The diversity of opinions which were held by Anglicans in the late nineteenth and early twentieth centuries was, ideally, the ingredients of a unifying comprehensiveness. In fact, it was invariably the cause of unhappy and tense divisions, which gradually became institutionalised in respectable political organisations: the circumspection of churchmen towards “party” was replaced by a conviction that while factiousness was un-Christian, political societies were natural and, indeed, essential expressions of Anglicanism’s richness…
This study departs from this traditional model of diocesan history. Instead, it is contended that there lies within Anglicanism an inherent tension which has often produced a powerful political dynamic. The examination of that dynamic is far more crucial to an understanding of the polity than the study of the policies and actions of its bishops: in fact, this political dynamic was independent of the bishops, although that episcopal hierarchy was rarely independent of it. It is further contended that the importance of that dynamic was heightened in the ecclesiastical context of Australia. The potential for party conflict was limited in England by the constraints of Establishment. In Australia, however, the absence of Establishment, together with other historical and environmental factors, was responsible for the emergence of a self-determining Anglicanism in which mere lobbying for influence was metamorphosed into an outright struggle for power.

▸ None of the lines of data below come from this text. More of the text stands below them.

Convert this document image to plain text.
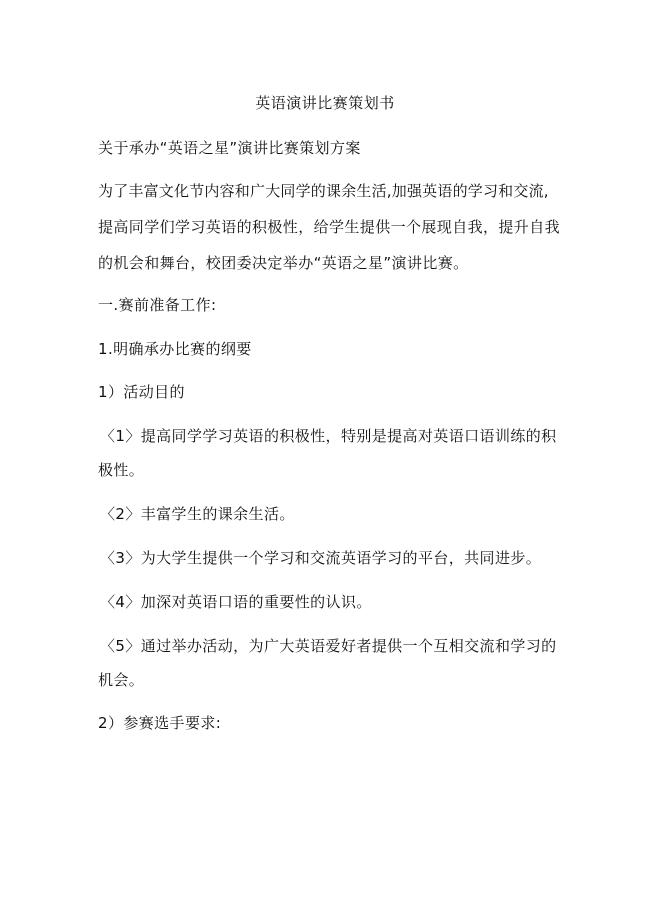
英语演讲比赛策划书
关于承办“英语之星”演讲比赛策划方案
为了丰富文化节内容和广大同学的课余生活,加强英语的学习和交流,
提高同学们学习英语的积极性，给学生提供一个展现自我，提升自我
的机会和舞台，校团委决定举办“英语之星”演讲比赛。
一.赛前准备工作:
1.明确承办比赛的纲要
1）活动目的
〈1〉提高同学学习英语的积极性，特别是提高对英语口语训练的积
极性。
〈2〉丰富学生的课余生活。
〈3〉为大学生提供一个学习和交流英语学习的平台，共同进步。
〈4〉加深对英语口语的重要性的认识。
〈5〉通过举办活动，为广大英语爱好者提供一个互相交流和学习的
机会。
2）参赛选手要求:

This dissertation is, therefore, a study of power and party in Anglicanism in Sydney, rather than the history of the Anglican Diocese of Sydney. It traces the political rather than the biographical or chronological. There is no close examination of parochial life or the relationship between church and society: these are areas which can be more successfully treated after the issues of ecclesiastical power have been clarified. At the same time, it must be insisted that the development of political structures, disputes over millinery and the phenomenon of struggles for power in the church’s decision-making councils are not divorced from the pew nor without social significance. No doubt the average parishioner and disinterested man in the street knew or cared little about these phenomena. But they nevertheless had a direct and profound bearing on the message which the pew and the society at large received. Social and economic conditions, ethnicity and other secondary factors did in part influence the form of that message and its reception, but it was the same sincere religious convictions which were at the heart of these disputes which were also the most formative and crucial factors in the developments and transmission of the message. Scholars who mistakenly attach pre-eminence to these secondary factors not only discount the importance and power of the sincerely-held beliefs of others but also project alien values onto their historical subjects. The primary impulse in ecclesiastical polities is transcendent not immanent, and when that impulse is expressed in political terms it is essential for those political phenomena to be the focus of the historical research rather than social, biographical or other issues.